7 Conclusions and future work

In this paper, we proposed and validated an approach to identify and rank athletes that need timely support due to low performance in workouts and recommend them to their coaches so that they can be contacted with a higher priority. Furthermore, we guarantee a fair exposure in the ranking, to make sure that users of different groups have equal opportunities to get supported. Our approach models the performance and running behavior of the users, in order to apply a ranking algorithm to recommend users to coaches, according to their performance in the last running session and the quality of the previous ones. Then, we presented a re-ranking algorithm to provide fair exposure to users.

The results show the effectiveness of our ranking algorithm even under fairness constraints, which allow us to provide unbiased ranking w.r.t. the users’ sensitive attributes without losing a lot in terms of ranking utility.

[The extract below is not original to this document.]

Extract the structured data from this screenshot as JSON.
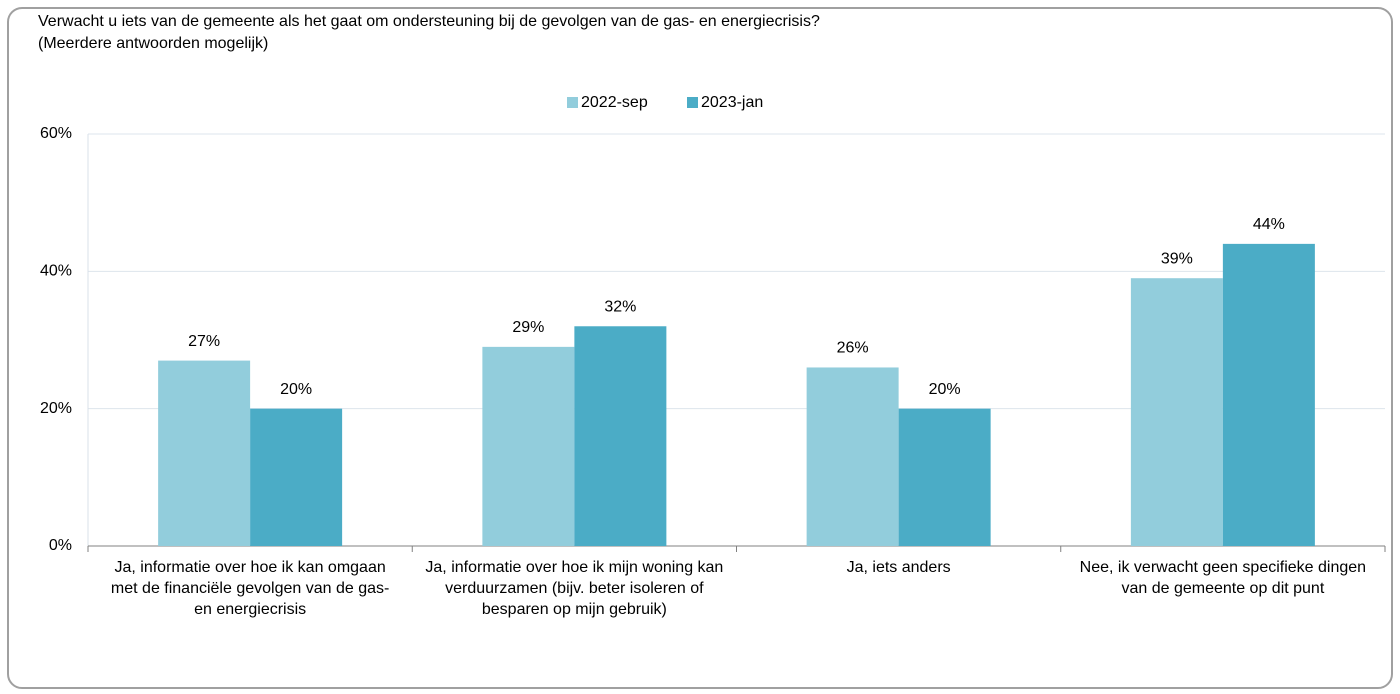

The limitations of this work are related to the following perspectives:

  • In this study, we only considered one dataset, however, no other works in the literature studied these phenomena, so no similar dataset exists;

  • The available dataset is small but, with our modeling, we managed to achieve very good results;

  • Our prediction tasks are based on existing classification models. While models tailored on our domain and prediction task would be relevant and their development is left as future work, this work has allowed us to establish effective and fair user rankings in this domain.

As future work, we look to introduce explainability and coach-in-the-loop insights to improve the recommendations. Furthermore, we are currently preparing a live user evaluation, to see how coaches perceive our ranking and the fairness dimensions we introduced in this work.